Several of the works form pairs or triptychs. Again, it takes a little time to spot their peculiarities, to note the altered angles and flipped shapes, and to consider how completely a colour change can affect the mood of a work. Three of the canvases, for example, present similar compositions in which thin curved forms jut into an otherwise blank ground. They’re painted in different hues (blue on blue, red on pink, green on blue) and I, for one, shuffled through the various possible allusions (sea waves, dunes at sunset, the coast) before settling on none of them.
These paintings come alive in series, when the viewer can approach them with the sort of sustained focus that is inherent to Golding’s method. It’s hard to say how they would fare individually – and I did wonder, as I left the gallery, whether my ‘problem’ with some abstraction is really one of display. Co-opted into a wider narrative of abstract art – as so many artworks are, in encyclopaedic museums and special group exhibitions around the world – his deliberate brushstrokes might appear incidental, each painting’s peculiar tone drowned out by that of unrelated neighbours.
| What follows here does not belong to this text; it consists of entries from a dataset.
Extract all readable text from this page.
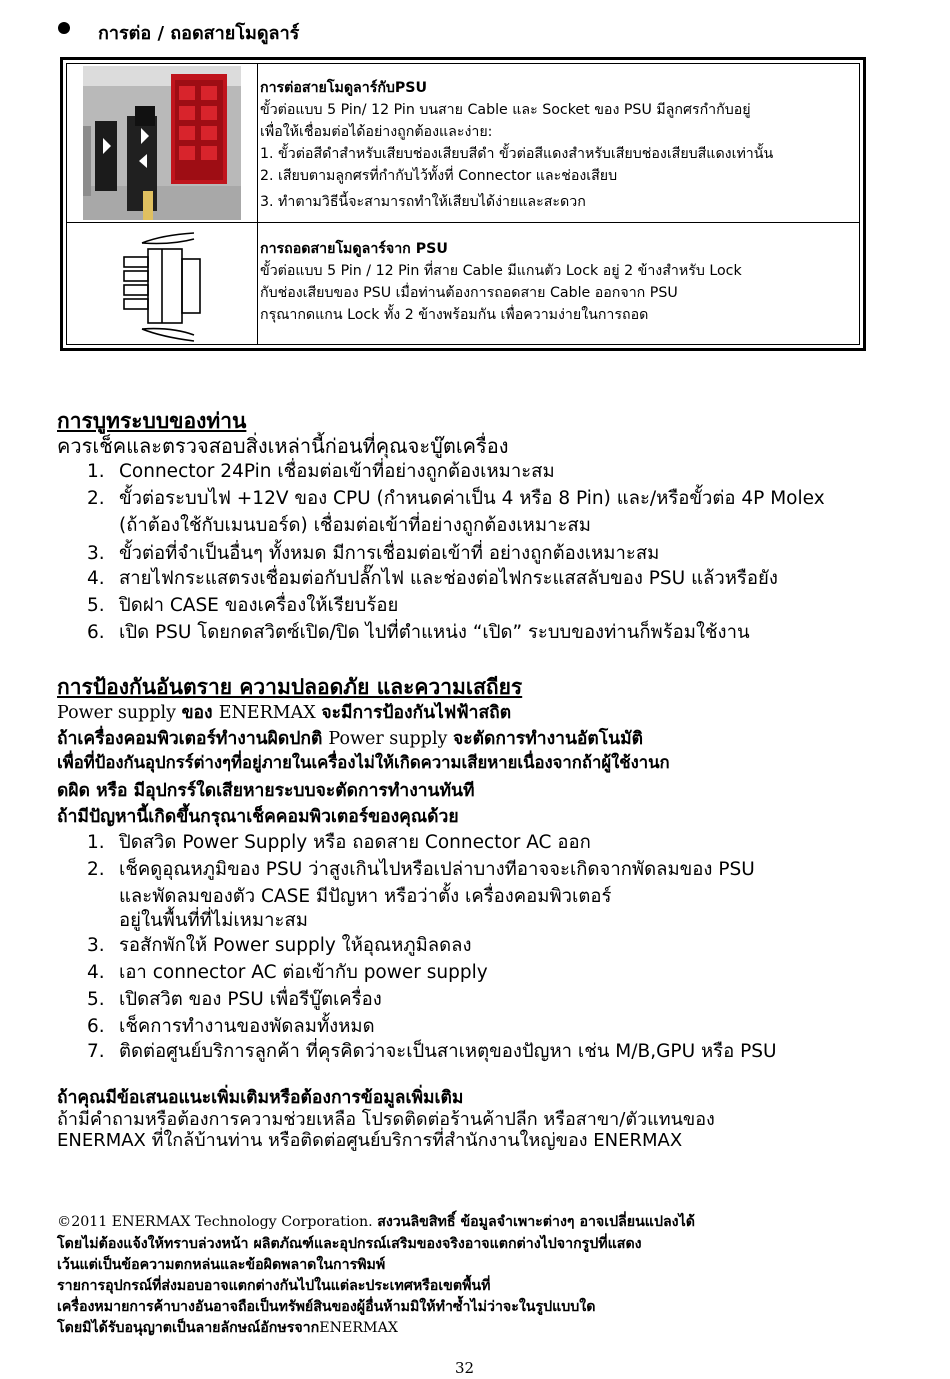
การต่อ / ถอดสายโมดูลาร์
การต่อสายโมดูลาร์กับPSU
ขั้วต่อแบบ 5 Pin/ 12 Pin บนสาย Cable และ Socket ของ PSU มีลูกศรกำกับอยู่
เพื่อให้เชื่อมต่อได้อย่างถูกต้องและง่าย:
1. ขั้วต่อสีดำสำหรับเสียบช่องเสียบสีดำ ขั้วต่อสีแดงสำหรับเสียบช่องเสียบสีแดงเท่านั้น
2. เสียบตามลูกศรที่กำกับไว้ทั้งที่ Connector และช่องเสียบ
3. ทำตามวิธีนี้จะสามารถทำให้เสียบได้ง่ายและสะดวก
การถอดสายโมดูลาร์จาก PSU
ขั้วต่อแบบ 5 Pin / 12 Pin ที่สาย Cable มีแกนตัว Lock อยู่ 2 ข้างสำหรับ Lock
กับช่องเสียบของ PSU เมื่อท่านต้องการถอดสาย Cable ออกจาก PSU
กรุณากดแกน Lock ทั้ง 2 ข้างพร้อมกัน เพื่อความง่ายในการถอด
การบูทระบบของท่าน
ควรเช็คและตรวจสอบสิ่งเหล่านี้ก่อนที่คุณจะบู๊ตเครื่อง
1. Connector 24Pin เชื่อมต่อเข้าที่อย่างถูกต้องเหมาะสม
2. ขั้วต่อระบบไฟ +12V ของ CPU (กำหนดค่าเป็น 4 หรือ 8 Pin) และ/หรือขั้วต่อ 4P Molex
(ถ้าต้องใช้กับเมนบอร์ด) เชื่อมต่อเข้าที่อย่างถูกต้องเหมาะสม
3. ขั้วต่อที่จำเป็นอื่นๆ ทั้งหมด มีการเชื่อมต่อเข้าที่ อย่างถูกต้องเหมาะสม
4. สายไฟกระแสตรงเชื่อมต่อกับปลั๊กไฟ และช่องต่อไฟกระแสสลับของ PSU แล้วหรือยัง
5. ปิดฝา CASE ของเครื่องให้เรียบร้อย
6. เปิด PSU โดยกดสวิตซ์เปิด/ปิด ไปที่ตำแหน่ง “เปิด” ระบบของท่านก็พร้อมใช้งาน
การป้องกันอันตราย ความปลอดภัย และความเสถียร
Power supply ของ ENERMAX จะมีการป้องกันไฟฟ้าสถิต
ถ้าเครื่องคอมพิวเตอร์ทำงานผิดปกติ Power supply จะตัดการทำงานอัตโนมัติ
เพื่อที่ป้องกันอุปกรร์ต่างๆที่อยู่ภายในเครื่องไม่ให้เกิดความเสียหายเนื่องจากถ้าผู้ใช้งานก
ดผิด หรือ มีอุปกรร์ใดเสียหายระบบจะตัดการทำงานทันที
ถ้ามีปัญหานี้เกิดขึ้นกรุณาเช็คคอมพิวเตอร์ของคุณด้วย
1. ปิดสวิด Power Supply หรือ ถอดสาย Connector AC ออก
2. เช็คดูอุณหภูมิของ PSU ว่าสูงเกินไปหรือเปล่าบางทีอาจจะเกิดจากพัดลมของ PSU
และพัดลมของตัว CASE มีปัญหา หรือว่าตั้ง เครื่องคอมพิวเตอร์
อยู่ในพื้นที่ที่ไม่เหมาะสม
3. รอสักพักให้ Power supply ให้อุณหภูมิลดลง
4. เอา connector AC ต่อเข้ากับ power supply
5. เปิดสวิต ของ PSU เพื่อรีบู๊ตเครื่อง
6. เช็คการทำงานของพัดลมทั้งหมด
7. ติดต่อศูนย์บริการลูกค้า ที่คุรคิดว่าจะเป็นสาเหตุของปัญหา เช่น M/B,GPU หรือ PSU
ถ้าคุณมีข้อเสนอแนะเพิ่มเติมหรือต้องการข้อมูลเพิ่มเติม
ถ้ามีคำถามหรือต้องการความช่วยเหลือ โปรดติดต่อร้านค้าปลีก หรือสาขา/ตัวแทนของ
ENERMAX ที่ใกล้บ้านท่าน หรือติดต่อศูนย์บริการที่สำนักงานใหญ่ของ ENERMAX
©2011 ENERMAX Technology Corporation. สงวนลิขสิทธิ์ ข้อมูลจำเพาะต่างๆ อาจเปลี่ยนแปลงได้
โดยไม่ต้องแจ้งให้ทราบล่วงหน้า ผลิตภัณฑ์และอุปกรณ์เสริมของจริงอาจแตกต่างไปจากรูปที่แสดง
เว้นแต่เป็นข้อความตกหล่นและข้อผิดพลาดในการพิมพ์
รายการอุปกรณ์ที่ส่งมอบอาจแตกต่างกันไปในแต่ละประเทศหรือเขตพื้นที่
เครื่องหมายการค้าบางอันอาจถือเป็นทรัพย์สินของผู้อื่นห้ามมิให้ทำซ้ำไม่ว่าจะในรูปแบบใด
โดยมิได้รับอนุญาตเป็นลายลักษณ์อักษรจากENERMAX
32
The paintings at Piano Nobile date from the 1960s but were found only recently, rolled up in Golding’s attic. Golding may have been a master at writing art into history, but ironically I think these paintings benefit from sitting slightly outside of it, and work best as an isolated group. It’s enough to know that he took the time to make them, and to take time to figure them out.
‘John Golding: Finding the Absolute’ is at Piano Nobile, Kings Place, until 4 April.